US 11,922,316 B2
Training a neural network using periodic sampling over model weights
Samarth Tripathi, Mountain View, CA (US); Jiayi Liu, Fremont, CA (US); Unmesh Kurup, Sunnyvale, CA (US); and Mohak Shah, Dublin, CA (US)
Assigned to LG ELECTRONICS INC., Seoul (KR)
Filed by LG ELECTRONICS INC., Seoul (KR)
Filed on Aug. 13, 2020, as Appl. No. 16/993,147.
Claims priority of provisional application 62/915,032, filed on Oct. 15, 2019.
Prior Publication US 2021/0110274 A1, Apr. 15, 2021
Int. Cl. G06N 3/084 (2023.01); G06F 17/18 (2006.01); G06F 18/10 (2023.01); G06N 5/046 (2023.01)
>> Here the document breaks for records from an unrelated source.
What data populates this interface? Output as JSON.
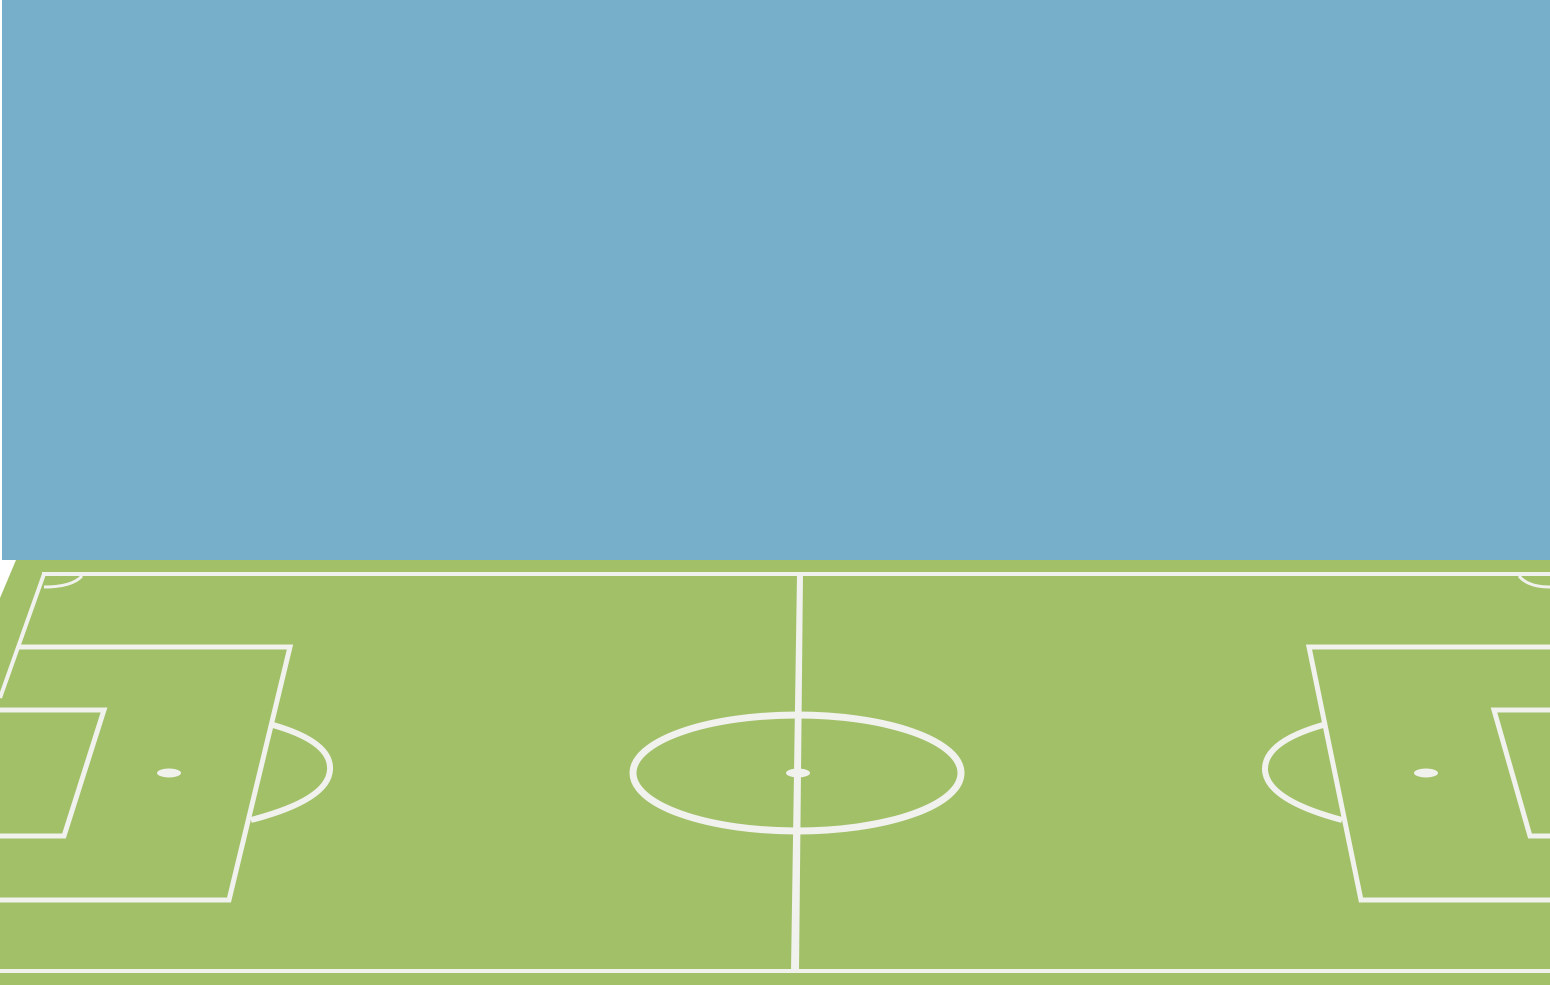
{
  "scene": {
    "colors": {
      "sky": "#77afca",
      "grass": "#a1c068",
      "lines": "#f1f1ee",
      "edge": "#ffffff"
    }
  }
}
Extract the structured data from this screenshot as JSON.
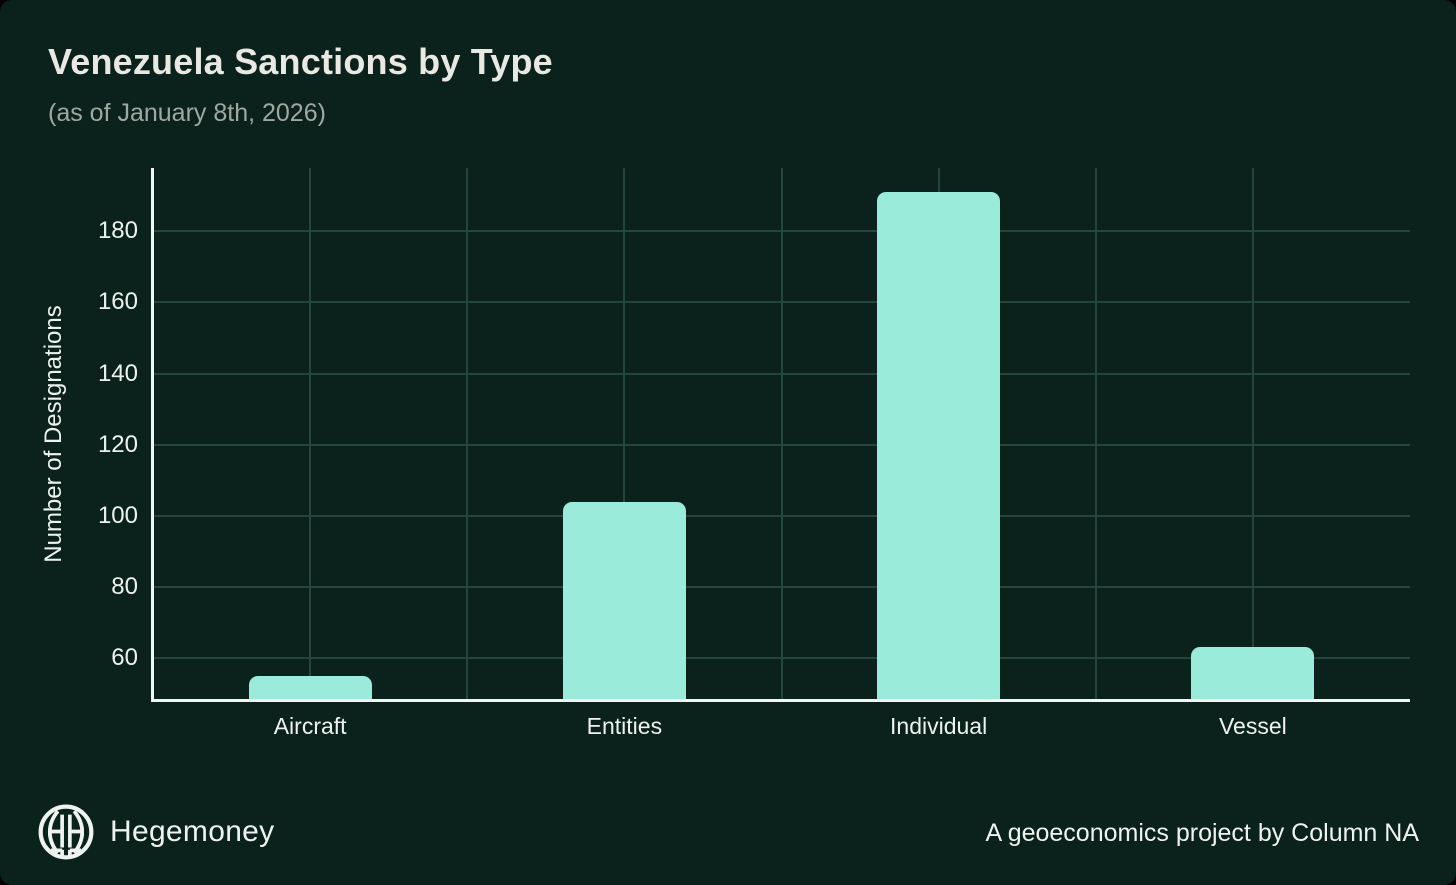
{
  "header": {
    "title": "Venezuela Sanctions by Type",
    "subtitle": "(as of January 8th, 2026)"
  },
  "chart_data": {
    "type": "bar",
    "title": "Venezuela Sanctions by Type",
    "subtitle": "(as of January 8th, 2026)",
    "categories": [
      "Aircraft",
      "Entities",
      "Individual",
      "Vessel"
    ],
    "values": [
      55,
      104,
      191,
      63
    ],
    "xlabel": "",
    "ylabel": "Number of Designations",
    "yticks": [
      60,
      80,
      100,
      120,
      140,
      160,
      180
    ],
    "ylim": [
      48.2,
      197.8
    ],
    "grid": true,
    "legend_position": "none",
    "colors": {
      "background": "#0A221B",
      "bar": "#9AEBD9",
      "grid": "#25463A",
      "axis_spine": "#F2F5F2",
      "tick_label": "#EEF2EF",
      "title": "#E9E8E3",
      "subtitle": "#A0A8A2"
    }
  },
  "footer": {
    "brand": "Hegemoney",
    "logo_icon": "hegemoney-globe-icon",
    "credit": "A geoeconomics project by Column NA"
  }
}
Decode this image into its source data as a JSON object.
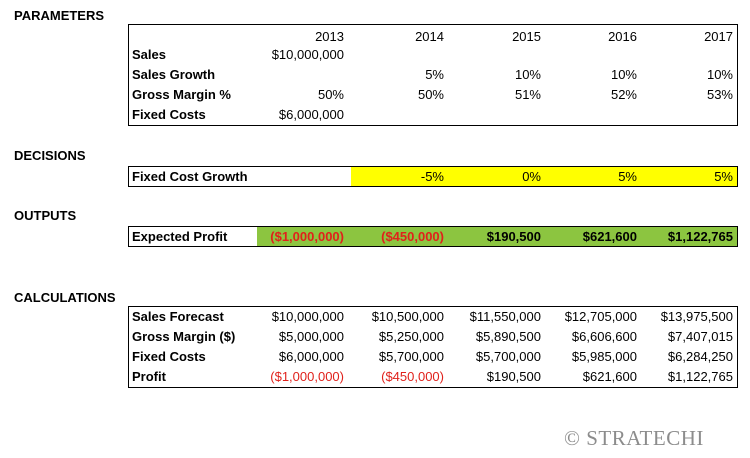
{
  "colors": {
    "decision_fill": "#ffff00",
    "output_fill": "#8cc540",
    "negative": "#e0211b",
    "logo": "#8c8c8c"
  },
  "parameters": {
    "title": "PARAMETERS",
    "years": [
      "2013",
      "2014",
      "2015",
      "2016",
      "2017"
    ],
    "rows": [
      {
        "label": "Sales",
        "values": [
          "$10,000,000",
          "",
          "",
          "",
          ""
        ]
      },
      {
        "label": "Sales Growth",
        "values": [
          "",
          "5%",
          "10%",
          "10%",
          "10%"
        ]
      },
      {
        "label": "Gross Margin %",
        "values": [
          "50%",
          "50%",
          "51%",
          "52%",
          "53%"
        ]
      },
      {
        "label": "Fixed Costs",
        "values": [
          "$6,000,000",
          "",
          "",
          "",
          ""
        ]
      }
    ]
  },
  "decisions": {
    "title": "DECISIONS",
    "label": "Fixed Cost Growth",
    "values": [
      "",
      "-5%",
      "0%",
      "5%",
      "5%"
    ]
  },
  "outputs": {
    "title": "OUTPUTS",
    "label": "Expected Profit",
    "values": [
      "($1,000,000)",
      "($450,000)",
      "$190,500",
      "$621,600",
      "$1,122,765"
    ]
  },
  "calculations": {
    "title": "CALCULATIONS",
    "rows": [
      {
        "label": "Sales Forecast",
        "values": [
          "$10,000,000",
          "$10,500,000",
          "$11,550,000",
          "$12,705,000",
          "$13,975,500"
        ]
      },
      {
        "label": "Gross Margin ($)",
        "values": [
          "$5,000,000",
          "$5,250,000",
          "$5,890,500",
          "$6,606,600",
          "$7,407,015"
        ]
      },
      {
        "label": "Fixed Costs",
        "values": [
          "$6,000,000",
          "$5,700,000",
          "$5,700,000",
          "$5,985,000",
          "$6,284,250"
        ]
      },
      {
        "label": "Profit",
        "values": [
          "($1,000,000)",
          "($450,000)",
          "$190,500",
          "$621,600",
          "$1,122,765"
        ]
      }
    ]
  },
  "logo": {
    "text": "© STRATECHI"
  }
}
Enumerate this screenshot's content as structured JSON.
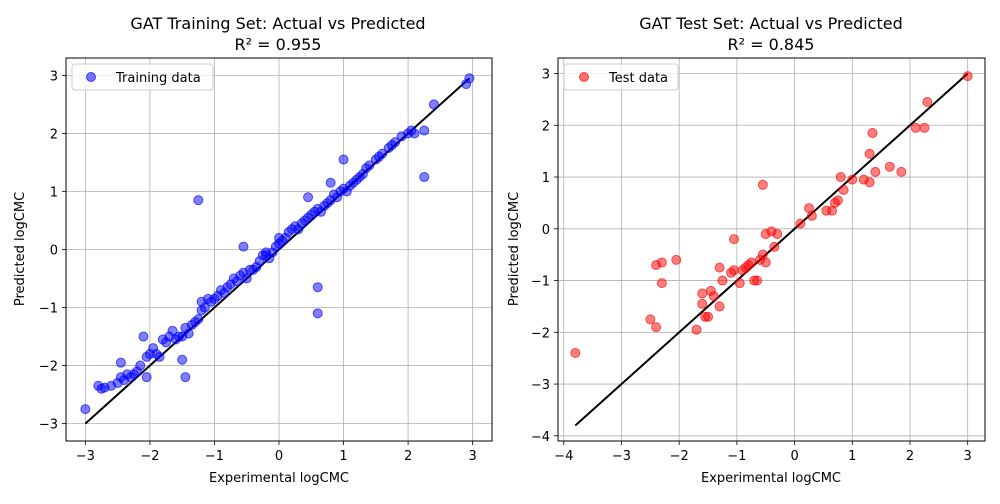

CPC G06N 3/084 (2013.01) [G06F 17/18 (2013.01); G06F 18/10 (2023.01); G06N 5/046 (2013.01)] 13 Claims
OG exemplary drawing
 
1. A computer-implemented method for training a neural network, the computer-implemented method comprising:
initializing one or more model parameters for training the neural network;
performing a forward pass and back propagation for a minibatch of training data comprising a plurality of batches of training data;
determining a new weight value for each of a plurality of nodes of the neural network based on an optimization algorithm;
for each determined new weight value, determining whether to update a running mean corresponding to a weight of each node from the plurality of nodes, wherein determining whether to update the running mean is based on:
whether a current batch of training data falls within a predefined last subset of batches of the minibatch; and
performing a random determination having a probability based on a value included in the one or more model parameters;
based on a determination to update the running mean, calculating a new mean weight value for each node using the determined new weight value,
wherein when the current batch of training data does not fall within the predefined last subset of batches of the minibatch, the running mean is not updated using the determined new weight value;
updating weight parameters for all nodes based on the calculated new mean weight values corresponding to each node;
assigning the running mean as the weight for each node when training on K number of minibatches is completed, wherein K is a predefined number; and
reinitializing running means for all nodes in the neural network at a start of training a K+1 minibatch of the training data.